"Da drüben. Der Bursche dort hat in Monte Cassino gekämpft. Hier nebenan, der Junge ist am D-Day gefallen." Pryer lebte schon hier, da begannen direkt hinterm Ardent Crescent die Wiesen, die bis hinunter zum Ufer der Themse reichten. 1931 klotzte der Autogigant Ford in Dagenham, gleich um die Ecke, eine gigantische Fabrik an die Themse. "Wir waren Autostadt", sagt Peter Pryer.
Die alte Welt, um die er so wehmütig trauert, gibt es nicht mehr. Das Ford-Werk, wo noch vor zehn Jahren neuntausend Arbeiter am Fließband standen, stellt keine Autos mehr her, nur noch Motoren, wofür 2300 Beschäftigte reichen. Pryers alte Welt, sie war weiß. Die neue Welt, das sind die Schwarzen.
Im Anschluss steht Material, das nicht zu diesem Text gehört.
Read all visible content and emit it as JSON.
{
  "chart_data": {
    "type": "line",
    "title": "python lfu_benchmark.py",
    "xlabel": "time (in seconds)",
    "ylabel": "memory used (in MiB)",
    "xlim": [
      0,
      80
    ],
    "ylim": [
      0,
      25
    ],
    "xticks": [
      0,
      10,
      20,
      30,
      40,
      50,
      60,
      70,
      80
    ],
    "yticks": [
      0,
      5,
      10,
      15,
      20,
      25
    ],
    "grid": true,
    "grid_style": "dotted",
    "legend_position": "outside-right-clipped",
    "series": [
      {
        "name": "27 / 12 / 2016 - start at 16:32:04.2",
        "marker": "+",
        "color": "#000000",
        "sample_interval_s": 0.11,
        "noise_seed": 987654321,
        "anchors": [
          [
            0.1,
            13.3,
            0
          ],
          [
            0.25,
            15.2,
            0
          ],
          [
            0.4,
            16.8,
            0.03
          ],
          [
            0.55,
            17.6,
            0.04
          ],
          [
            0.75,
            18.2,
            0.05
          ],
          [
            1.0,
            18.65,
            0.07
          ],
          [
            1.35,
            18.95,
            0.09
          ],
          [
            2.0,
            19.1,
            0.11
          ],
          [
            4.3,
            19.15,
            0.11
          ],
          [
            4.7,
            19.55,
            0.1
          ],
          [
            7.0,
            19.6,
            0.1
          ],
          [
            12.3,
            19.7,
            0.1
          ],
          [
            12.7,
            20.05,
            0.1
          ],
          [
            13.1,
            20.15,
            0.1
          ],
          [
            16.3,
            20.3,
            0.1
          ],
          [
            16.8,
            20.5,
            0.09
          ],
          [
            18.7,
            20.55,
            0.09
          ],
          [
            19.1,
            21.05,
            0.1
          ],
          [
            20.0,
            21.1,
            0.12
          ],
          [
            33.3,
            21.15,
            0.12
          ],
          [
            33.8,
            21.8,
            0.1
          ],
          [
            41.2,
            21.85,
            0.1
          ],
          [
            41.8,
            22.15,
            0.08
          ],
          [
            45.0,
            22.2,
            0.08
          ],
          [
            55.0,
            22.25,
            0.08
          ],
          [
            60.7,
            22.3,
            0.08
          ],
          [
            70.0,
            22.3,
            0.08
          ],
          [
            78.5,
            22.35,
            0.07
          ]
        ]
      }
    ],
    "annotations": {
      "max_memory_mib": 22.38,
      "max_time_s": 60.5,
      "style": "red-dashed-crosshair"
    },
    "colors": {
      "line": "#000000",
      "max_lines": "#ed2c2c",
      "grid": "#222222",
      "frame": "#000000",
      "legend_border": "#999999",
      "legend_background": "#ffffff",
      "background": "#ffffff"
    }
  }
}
Einwanderer aus Afrika, aus Nigeria, Ghana, Kenia vor allem, ziehen seit fünf, sechs Jahren verstärkt nach Becontree. Hier draußen sind die Mieten noch billig, billiger sogar als drinnen in London im einst so armen East End. Laut Statistik stellen ethnische Minderheiten im Bezirk Barking, zu dem auch Becontree gehört, 14 Prozent aller Bewohner. Das ist normal für eine Weltmetropole, hier draußen aber ist es relativ neu.
Heute, Donnerstag, wählt Becontree einen neuen Gemeinderat, zeitgleich mit den meisten englischen Städten. Hier, im Schrebergartenambiente des Londoner Ostens, wollen die Neonazis der British National Party (BNP) zweitstärkste Partei werden, nach Labour, die seit Kriegsende haushoch dominiert.
"Ich überleg es mir"
"Ich hab nie BNP gewählt. Diesmal überleg ich es mir", sagt Pryer, der Greis. Es sind Sätze wie diese, die Jeff Porter auf Trab bringen. Der Labour- Kandidat läuft von Tür zu Tür, auf Handzetteln verspricht er noch mehr Polizeipatrouillen, mehr Straßenkehrer, zusätzliche Technik, um die Graffiti von den Wänden zu waschen.
Im Hauptberuf ist Jeff Porter U-Bahn-Fahrer. Am 7. Juli 2005 fuhr er just in dem Moment auf die Station Edgware Road zu, als im entgegenkommenden Zug ein Sprengsatz hochging. Die Neonazis bereiten ihm im Augenblick größere Sorgen. Und dass Tony Blair sich zu wenig um die alten Arbeiter kümmert.
Blair und Porter sind in derselben Partei, Premierminister der eine, ehrenamtlicher Ratsherr der andere. "Blair macht mir das Leben schwer", brummt der Mann von der Basis. "Er redet schlicht an meinen Wählern vorbei." Anderswo mag England boomen, von den Reformen zehren. In Becontree aber haben die Straßen Schlaglöcher, türmt sich in Dreckecken der Müll, fühlen sich Stammwähler der Labour-Riege im Stich gelassen.
Der Mann, der von den giftigen Gerüchten um angebliche Staatshilfen für die Afrikaner zehrt, heißt Richard Barnbrook und stellt sich vor als "Visionskünstler, Bildhauer, Lehrer und Nationalist". Vor zwölf Monaten, beim Parlamentsvotum, holte er im Wahlbezirk Barking 17 Prozent der Stimmen. Jetzt will er ins Rathaus.